What is the coating they put on the tools?
It feels like a wax of sorts.
It's a pain to remove.
My best solution was thinners and wire wool but even that took some time.
 
JustBen":2x9vd4ck said:
What is the coating they put on the tools?
It feels like a wax of sorts.
Not sure about a wax it doesn't liguify with heat when grinding, it just smoulders. I reckon a cheap lacquer or varnish.
It's a pain to remove.
My best solution was thinners and wire wool but even that took some time.
To avoid clogging my sharpening stones, I used some little diamond file cards. maybe a solvent approach might have been more suitable.
Being somewhat soft it really doesn't come off at all easily.
I think it will take another quarter of an hour's work before the underside of the tool is clean and smooth enough to slide nicely on a tool rest.

Worth the effort though :)
 
Hi

Whilst you are working on the bottom face of the scraper it may be worth easing the sharp corners with your diamond file, this will ensure they don't catch on the tool rest.
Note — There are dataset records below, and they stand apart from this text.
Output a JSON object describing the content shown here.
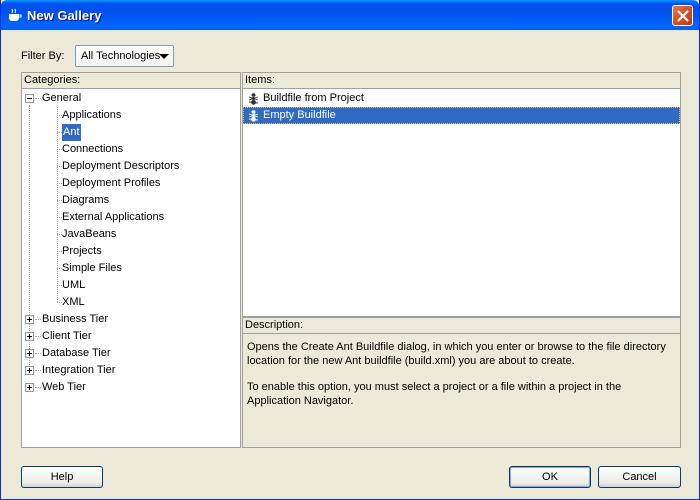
{
  "window": {
    "title": "New Gallery"
  },
  "filter": {
    "label": "Filter By:",
    "value": "All Technologies"
  },
  "categories": {
    "header": "Categories:",
    "general": {
      "label": "General",
      "children": [
        "Applications",
        "Ant",
        "Connections",
        "Deployment Descriptors",
        "Deployment Profiles",
        "Diagrams",
        "External Applications",
        "JavaBeans",
        "Projects",
        "Simple Files",
        "UML",
        "XML"
      ],
      "selected": "Ant"
    },
    "collapsed": [
      "Business Tier",
      "Client Tier",
      "Database Tier",
      "Integration Tier",
      "Web Tier"
    ]
  },
  "items": {
    "header": "Items:",
    "list": [
      "Buildfile from Project",
      "Empty Buildfile"
    ],
    "selected": "Empty Buildfile"
  },
  "description": {
    "header": "Description:",
    "para1": "Opens the Create Ant Buildfile dialog, in which you enter or browse to the file directory location for the new Ant buildfile (build.xml) you are about to create.",
    "para2": "To enable this option, you must select a project or a file within a project in the Application Navigator."
  },
  "buttons": {
    "help": "Help",
    "ok": "OK",
    "cancel": "Cancel"
  },
  "colors": {
    "selection": "#316ac5",
    "titlebar": "#0053ee",
    "dialog_bg": "#ece9d8"
  }
}
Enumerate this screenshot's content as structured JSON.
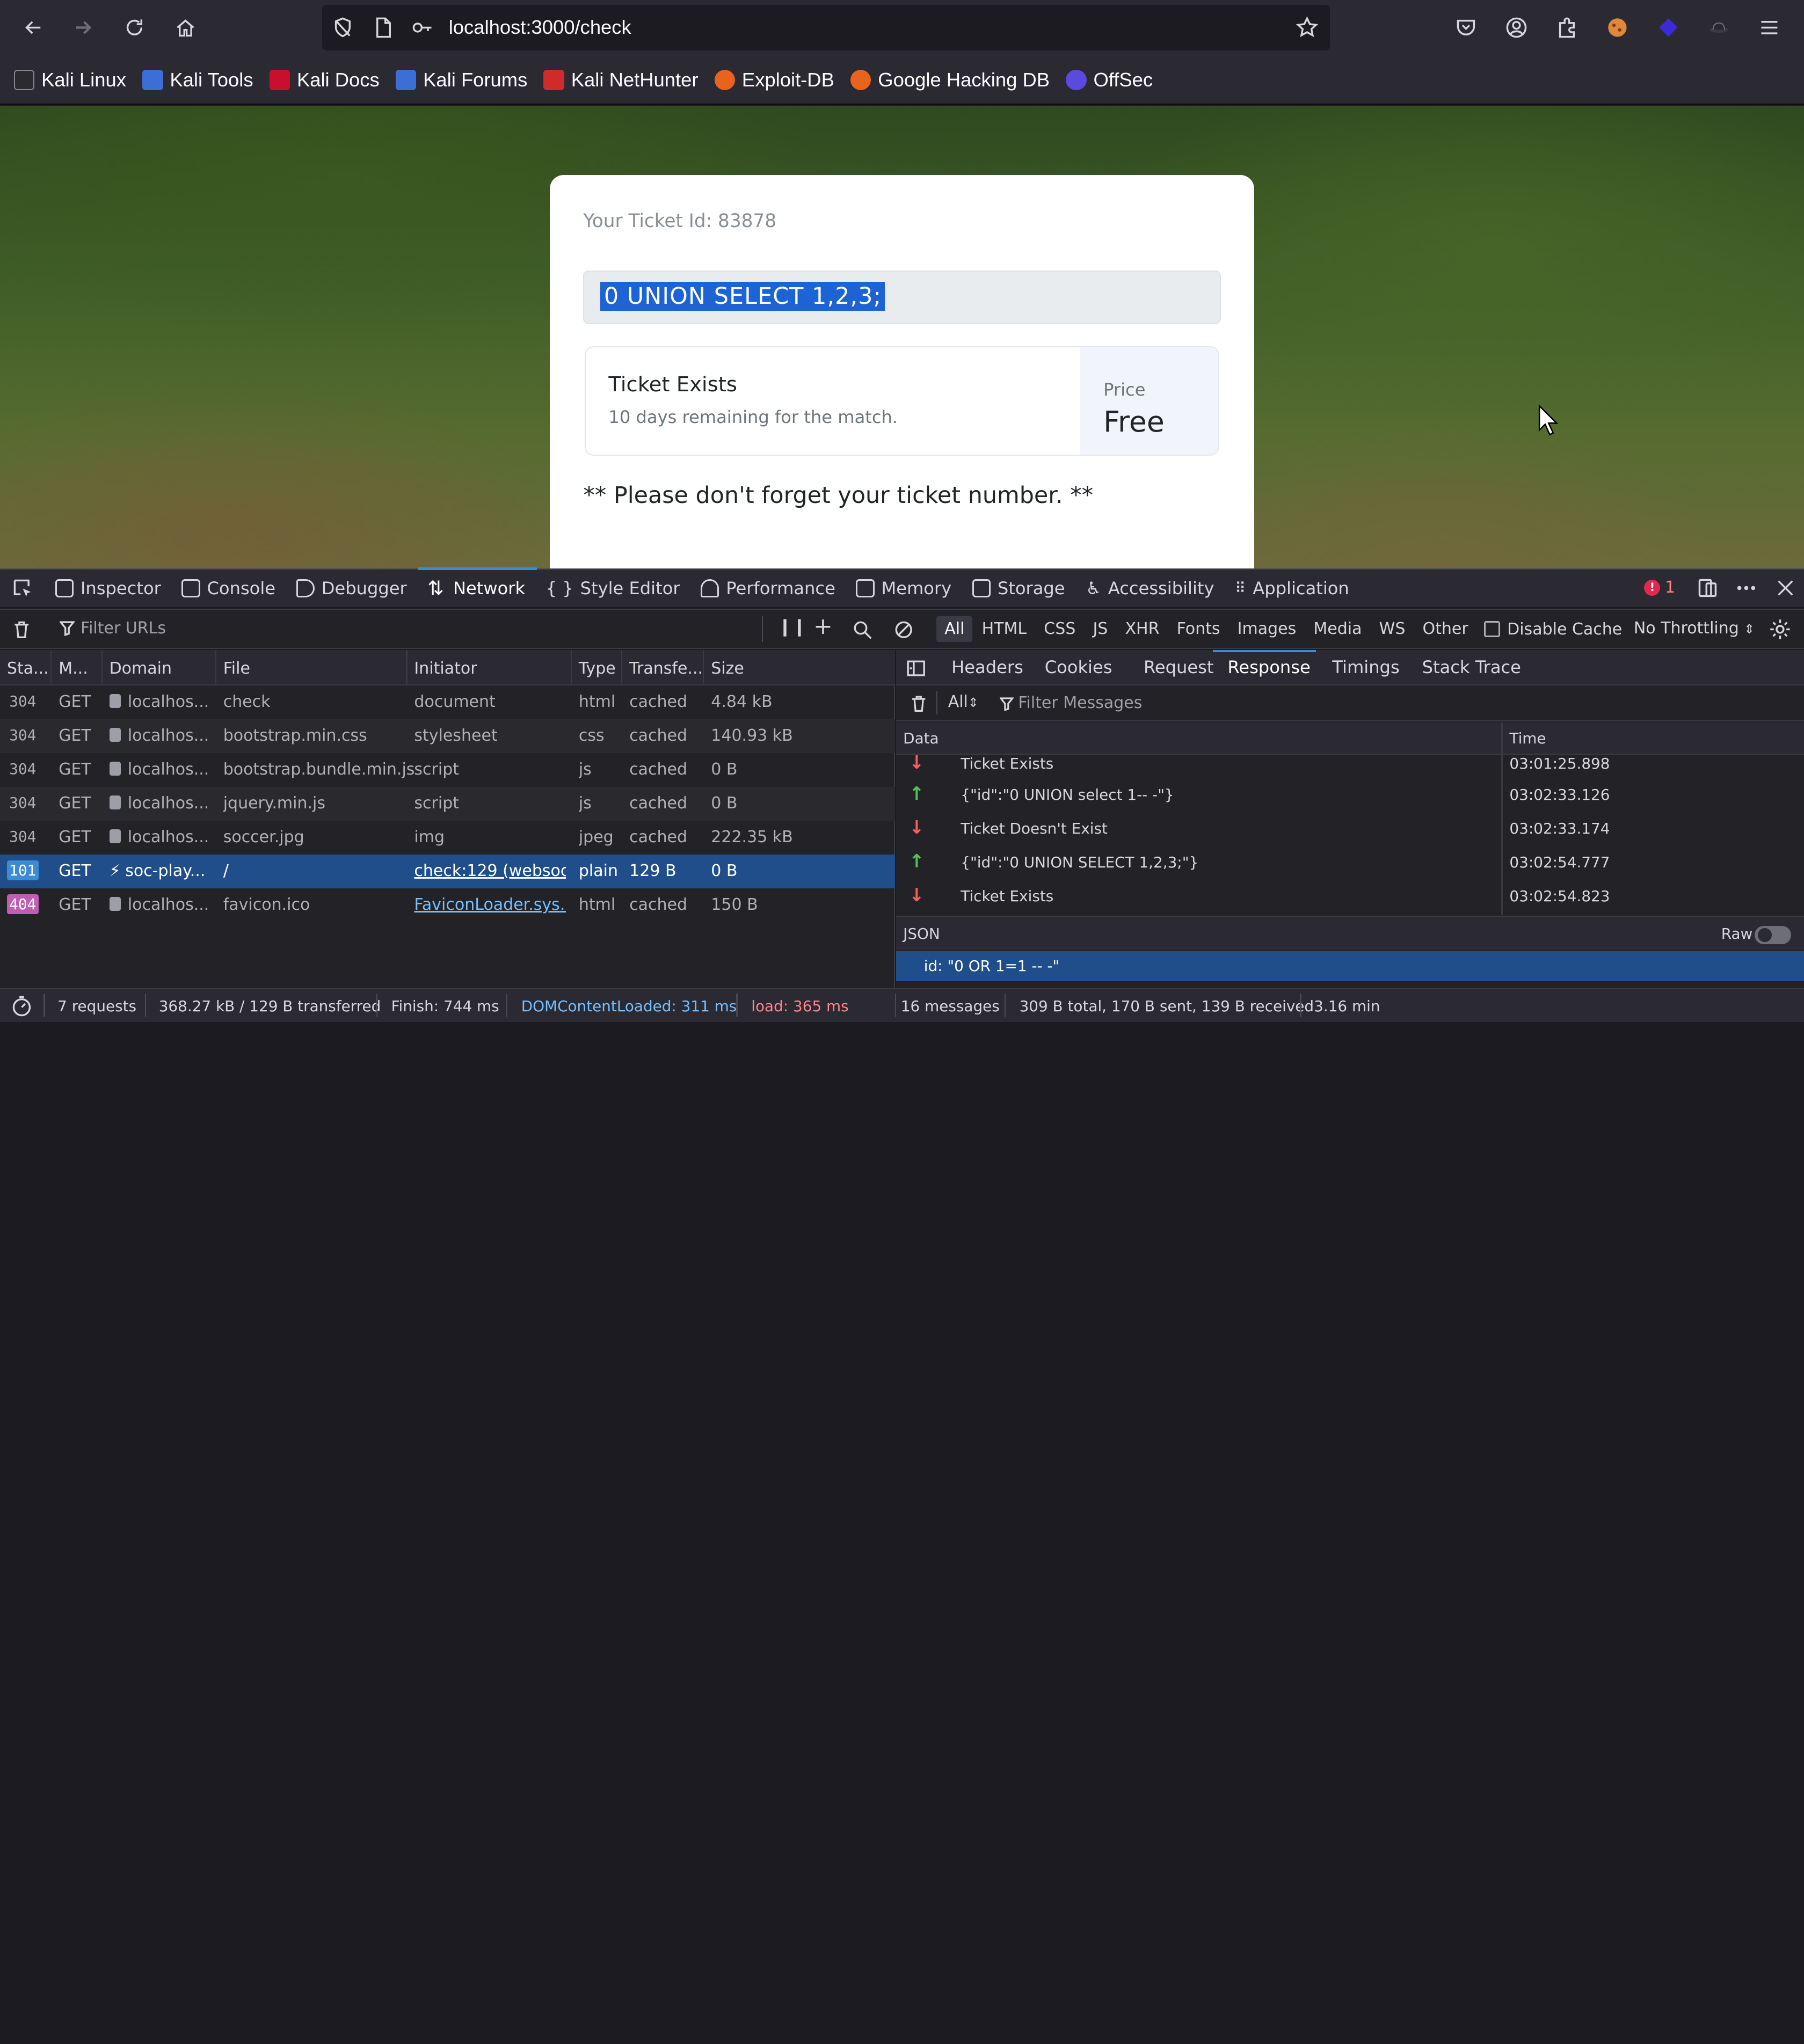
{
  "browser": {
    "url": "localhost:3000/check",
    "bookmarks": [
      "Kali Linux",
      "Kali Tools",
      "Kali Docs",
      "Kali Forums",
      "Kali NetHunter",
      "Exploit-DB",
      "Google Hacking DB",
      "OffSec"
    ]
  },
  "page": {
    "ticket_id_label": "Your Ticket Id: 83878",
    "input_value": "0 UNION SELECT 1,2,3;",
    "result_title": "Ticket Exists",
    "result_subtitle": "10 days remaining for the match.",
    "price_label": "Price",
    "price_value": "Free",
    "note": "** Please don't forget your ticket number. **"
  },
  "devtools": {
    "tabs": [
      "Inspector",
      "Console",
      "Debugger",
      "Network",
      "Style Editor",
      "Performance",
      "Memory",
      "Storage",
      "Accessibility",
      "Application"
    ],
    "active_tab": "Network",
    "error_count": "1",
    "filter_placeholder": "Filter URLs",
    "type_filters": [
      "All",
      "HTML",
      "CSS",
      "JS",
      "XHR",
      "Fonts",
      "Images",
      "Media",
      "WS",
      "Other"
    ],
    "disable_cache_label": "Disable Cache",
    "throttling_label": "No Throttling",
    "columns": [
      "Sta...",
      "M...",
      "Domain",
      "File",
      "Initiator",
      "Type",
      "Transfe...",
      "Size"
    ],
    "requests": [
      {
        "status": "304",
        "method": "GET",
        "domain": "localhos...",
        "file": "check",
        "initiator": "document",
        "type": "html",
        "transferred": "cached",
        "size": "4.84 kB"
      },
      {
        "status": "304",
        "method": "GET",
        "domain": "localhos...",
        "file": "bootstrap.min.css",
        "initiator": "stylesheet",
        "type": "css",
        "transferred": "cached",
        "size": "140.93 kB"
      },
      {
        "status": "304",
        "method": "GET",
        "domain": "localhos...",
        "file": "bootstrap.bundle.min.js",
        "initiator": "script",
        "type": "js",
        "transferred": "cached",
        "size": "0 B"
      },
      {
        "status": "304",
        "method": "GET",
        "domain": "localhos...",
        "file": "jquery.min.js",
        "initiator": "script",
        "type": "js",
        "transferred": "cached",
        "size": "0 B"
      },
      {
        "status": "304",
        "method": "GET",
        "domain": "localhos...",
        "file": "soccer.jpg",
        "initiator": "img",
        "type": "jpeg",
        "transferred": "cached",
        "size": "222.35 kB"
      },
      {
        "status": "101",
        "method": "GET",
        "domain": "soc-play...",
        "file": "/",
        "initiator": "check:129 (websoc...",
        "type": "plain",
        "transferred": "129 B",
        "size": "0 B"
      },
      {
        "status": "404",
        "method": "GET",
        "domain": "localhos...",
        "file": "favicon.ico",
        "initiator": "FaviconLoader.sys....",
        "type": "html",
        "transferred": "cached",
        "size": "150 B"
      }
    ],
    "detail_tabs": [
      "Headers",
      "Cookies",
      "Request",
      "Response",
      "Timings",
      "Stack Trace"
    ],
    "active_detail_tab": "Response",
    "ws_filter_select": "All",
    "ws_filter_placeholder": "Filter Messages",
    "ws_columns": [
      "Data",
      "Time"
    ],
    "messages": [
      {
        "dir": "down",
        "data": "Ticket Exists",
        "time": "03:01:25.898"
      },
      {
        "dir": "up",
        "data": "{\"id\":\"0 UNION select 1-- -\"}",
        "time": "03:02:33.126"
      },
      {
        "dir": "down",
        "data": "Ticket Doesn't Exist",
        "time": "03:02:33.174"
      },
      {
        "dir": "up",
        "data": "{\"id\":\"0 UNION SELECT 1,2,3;\"}",
        "time": "03:02:54.777"
      },
      {
        "dir": "down",
        "data": "Ticket Exists",
        "time": "03:02:54.823"
      }
    ],
    "json_label": "JSON",
    "raw_label": "Raw",
    "json_row": "id: \"0 OR 1=1 -- -\"",
    "status": {
      "requests": "7 requests",
      "transferred": "368.27 kB / 129 B transferred",
      "finish": "Finish: 744 ms",
      "domcontentloaded": "DOMContentLoaded: 311 ms",
      "load": "load: 365 ms",
      "messages": "16 messages",
      "bytes": "309 B total, 170 B sent, 139 B received",
      "duration": "3.16 min"
    }
  }
}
Glad you're pleased with your custom tool making and its result =D>

Regards Mick
 
Spindle":vbedcqzf said:
it may be worth easing the sharp corners with your diamond file, this will ensure they don't catch on the tool rest.
Actually the edges aren't the 'ouch I could cut myself on that' sort of squareness that some scrapers seem to have. Now the nasty lacquer/varnish/cack has been removed it slides sweetly on the rest.
Overall very happy with the end result. Just need to get stuck back into improving my technique after so long not turning.